The response was predictable. Those who support the president noted that what he was doing was calling out Jews who vote Democratic as disloyal to their own people. Not to the United States. Those who are less enamored with the 45th U.S. president charged that this was a classic antisemitic canard.

It is never simple to unpack the musings of the president. He is not given to precision, even when speaking from a prepared text. If, as some suggested, he was calling upon Jews to be loyal to Israel, it is not really the point. We Jews have an obligation to protect and defend Israel because it is the ingathering of the exiles after two millennia. We Jews are not disloyal when we offer alternative opinions about the political path chosen by Israeli political leaders. We are not disloyal if we disagree with those who call themselves friends of Israel, but whose politics do not jibe with our personal values.

Yet, we have always been anxious about the charge of disloyalty. In 1806, when Napoleon convened an assembly of Jewish notables to respond to 11 questions designed to clarify the Jewish community’s relationship to France, he specifically asked if “Jews acknowledge France as their country.”

In 1841, when Kahal Kadosh Beth Elohim in Charleston, South Carolina dedicated its first permanent home (it was founded in 1749), the president of the congregation proclaimed, “This city is our Jerusalem. This country is our Palestine.” There was to be no ambiguity about loyalty.

In 1917, when Lord Balfour was struggling to craft a document that would appease both Zionists in the British cabinet and those opposed to agitating Arab leaders who might support British war efforts, a third voice was noticeable. Anglo Jews pressured Balfour and Churchill to write nothing that could be construed as hinting at dual loyalty among British Jewry.

That is why the phrase, “it being clearly understood that nothing shall be done which may prejudice the civil and religious rights of existing non-Jewish communities in Palestine or the rights and political status enjoyed by Jews in any other country,” became part of the Balfour Declaration.

We are a people whose loyalty is often challenged and somewhat tenuous at times. But, in spite of our history and our discomfort when the issue is raised, few serious political leaders in the post-Second World War era have given us much cause for concern.

What should be more concerning to us is where our loyalties lie within the Jewish community. There was a time when we galvanized around the slogan “We are one.” However, some thought the slogan was too narrow and not reflective of our growing diversity. There was a time when our loyalties were to religious institutions: synagogues and temples. Individuals not only prayed within the four walls, they found community and friendship.

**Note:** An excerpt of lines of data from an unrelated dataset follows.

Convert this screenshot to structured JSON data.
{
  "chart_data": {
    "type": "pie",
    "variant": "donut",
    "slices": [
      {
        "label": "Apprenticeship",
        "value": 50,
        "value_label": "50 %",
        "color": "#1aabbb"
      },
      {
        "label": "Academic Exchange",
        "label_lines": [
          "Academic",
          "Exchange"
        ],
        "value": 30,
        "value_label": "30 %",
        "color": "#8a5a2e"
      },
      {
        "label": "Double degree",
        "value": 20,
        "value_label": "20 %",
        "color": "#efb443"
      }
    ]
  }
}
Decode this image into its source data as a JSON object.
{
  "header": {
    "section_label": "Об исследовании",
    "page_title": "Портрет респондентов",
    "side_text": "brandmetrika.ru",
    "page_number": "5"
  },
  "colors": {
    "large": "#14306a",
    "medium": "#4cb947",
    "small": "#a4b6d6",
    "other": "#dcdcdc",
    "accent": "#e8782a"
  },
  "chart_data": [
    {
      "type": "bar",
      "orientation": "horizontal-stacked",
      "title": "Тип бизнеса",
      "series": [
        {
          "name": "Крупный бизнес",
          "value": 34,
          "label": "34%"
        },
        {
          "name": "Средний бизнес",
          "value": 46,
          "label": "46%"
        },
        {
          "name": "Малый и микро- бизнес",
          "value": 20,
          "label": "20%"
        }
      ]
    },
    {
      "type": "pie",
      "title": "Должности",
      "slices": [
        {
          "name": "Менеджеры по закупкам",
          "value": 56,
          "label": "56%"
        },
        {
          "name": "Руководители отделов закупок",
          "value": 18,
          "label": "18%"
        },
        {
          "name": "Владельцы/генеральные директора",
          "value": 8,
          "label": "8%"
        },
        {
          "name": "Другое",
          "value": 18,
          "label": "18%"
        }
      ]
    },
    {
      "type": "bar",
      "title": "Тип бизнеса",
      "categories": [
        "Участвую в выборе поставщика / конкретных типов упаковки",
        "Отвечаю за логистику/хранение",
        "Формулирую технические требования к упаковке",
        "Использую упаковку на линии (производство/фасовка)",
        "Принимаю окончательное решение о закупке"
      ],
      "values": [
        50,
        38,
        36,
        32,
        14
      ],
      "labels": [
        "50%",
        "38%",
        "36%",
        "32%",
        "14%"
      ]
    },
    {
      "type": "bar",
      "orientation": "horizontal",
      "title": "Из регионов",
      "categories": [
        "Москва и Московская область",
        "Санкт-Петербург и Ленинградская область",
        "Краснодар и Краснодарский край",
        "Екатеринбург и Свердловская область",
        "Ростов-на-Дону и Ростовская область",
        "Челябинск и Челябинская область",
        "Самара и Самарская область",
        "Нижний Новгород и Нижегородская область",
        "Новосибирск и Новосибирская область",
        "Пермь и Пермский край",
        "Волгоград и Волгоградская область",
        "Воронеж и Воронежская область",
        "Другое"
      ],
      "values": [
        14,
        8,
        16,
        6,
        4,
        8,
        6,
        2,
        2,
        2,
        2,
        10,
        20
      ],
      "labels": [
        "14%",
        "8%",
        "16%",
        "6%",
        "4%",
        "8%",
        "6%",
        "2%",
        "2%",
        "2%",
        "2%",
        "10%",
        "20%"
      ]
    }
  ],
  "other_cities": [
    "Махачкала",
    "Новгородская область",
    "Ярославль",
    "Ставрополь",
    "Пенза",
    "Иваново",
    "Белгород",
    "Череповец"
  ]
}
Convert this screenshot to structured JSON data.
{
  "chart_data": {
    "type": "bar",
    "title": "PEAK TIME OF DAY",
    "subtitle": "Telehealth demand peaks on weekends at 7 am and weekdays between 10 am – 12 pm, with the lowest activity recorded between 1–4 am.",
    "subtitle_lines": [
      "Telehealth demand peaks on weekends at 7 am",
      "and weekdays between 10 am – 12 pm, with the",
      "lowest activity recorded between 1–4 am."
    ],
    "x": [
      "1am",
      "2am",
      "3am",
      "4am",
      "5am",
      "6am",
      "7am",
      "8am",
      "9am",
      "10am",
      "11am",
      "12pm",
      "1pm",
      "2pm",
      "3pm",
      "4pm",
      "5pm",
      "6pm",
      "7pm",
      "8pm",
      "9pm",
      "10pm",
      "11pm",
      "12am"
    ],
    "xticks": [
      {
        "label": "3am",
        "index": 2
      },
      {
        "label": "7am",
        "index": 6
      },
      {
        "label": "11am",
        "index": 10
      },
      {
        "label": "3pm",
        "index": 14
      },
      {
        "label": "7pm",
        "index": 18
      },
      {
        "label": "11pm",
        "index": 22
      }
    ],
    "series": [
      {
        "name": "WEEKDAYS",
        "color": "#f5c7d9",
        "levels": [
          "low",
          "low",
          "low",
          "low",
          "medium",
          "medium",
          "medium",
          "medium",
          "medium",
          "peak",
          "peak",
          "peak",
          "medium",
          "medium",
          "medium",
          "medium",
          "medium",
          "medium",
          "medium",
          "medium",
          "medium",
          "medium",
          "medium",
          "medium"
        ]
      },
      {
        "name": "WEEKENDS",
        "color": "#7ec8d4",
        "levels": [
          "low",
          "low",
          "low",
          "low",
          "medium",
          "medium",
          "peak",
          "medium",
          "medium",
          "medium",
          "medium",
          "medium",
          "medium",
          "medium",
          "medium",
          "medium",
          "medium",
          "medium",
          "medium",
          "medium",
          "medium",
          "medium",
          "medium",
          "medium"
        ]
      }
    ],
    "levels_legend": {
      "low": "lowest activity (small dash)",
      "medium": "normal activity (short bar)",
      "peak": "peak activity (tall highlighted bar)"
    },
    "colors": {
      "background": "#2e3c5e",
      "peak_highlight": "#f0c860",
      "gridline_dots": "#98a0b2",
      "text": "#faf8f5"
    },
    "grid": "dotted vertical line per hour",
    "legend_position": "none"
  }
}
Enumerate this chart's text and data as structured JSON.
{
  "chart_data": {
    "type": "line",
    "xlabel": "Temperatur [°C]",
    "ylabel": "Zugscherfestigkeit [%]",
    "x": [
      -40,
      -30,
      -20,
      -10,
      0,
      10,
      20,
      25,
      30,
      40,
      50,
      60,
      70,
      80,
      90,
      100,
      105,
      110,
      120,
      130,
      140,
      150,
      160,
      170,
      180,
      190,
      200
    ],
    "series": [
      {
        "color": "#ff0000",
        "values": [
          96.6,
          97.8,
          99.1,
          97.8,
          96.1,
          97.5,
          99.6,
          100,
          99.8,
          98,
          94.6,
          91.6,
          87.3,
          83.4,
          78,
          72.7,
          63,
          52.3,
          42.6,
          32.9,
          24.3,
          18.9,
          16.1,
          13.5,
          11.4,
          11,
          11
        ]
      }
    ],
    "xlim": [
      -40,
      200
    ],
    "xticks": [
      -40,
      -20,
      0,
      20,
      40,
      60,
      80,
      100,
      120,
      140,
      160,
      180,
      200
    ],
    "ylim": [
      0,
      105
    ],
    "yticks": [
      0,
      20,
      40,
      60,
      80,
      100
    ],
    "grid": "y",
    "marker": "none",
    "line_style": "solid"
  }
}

Alas, synagogues and temples no longer are the focus of our individual loyalties. We see fewer and fewer seats filled on Shabbat and chagim. Friendship groups are easily formed outside the synagogues.

While some direct their loyalties to individual institutions and Jewish charities, it is interesting that many who do so are responding to the perceived needs that the institutions fulfil in their personal lives, such as supporting an old age home because a parent needs a secure, warm, friendly, kosher venue, or fundraising for a program that supports emotionally and educationally challenged adults because their own child fits the profile.

These are all worthy causes deserving of our commitment, but there can never be enough individuals with direct needs to support these places eternally.

Loyalty is more than just an acknowledgement of individual needs. Loyalty sees beyond the immediate. Loyalty is faithfulness in the face of adversity. Loyalty requires honesty about thoughts and emotions. Loyalty demands an everlasting commitment to something and or someone beyond ourselves. Loyalty demands strong feelings of support and allegiance.

The loyalty which supersedes our personal proclivities and opinions is loyalty to the Jewish community. It is through that loyalty that many of our personal causes and interests are made real. As individuals, we cannot insure the survival of our people, community and institutions. As a united community we can.

This year divide your loyalties if you must, but commit to your community, who will preserve all our divided loyalties.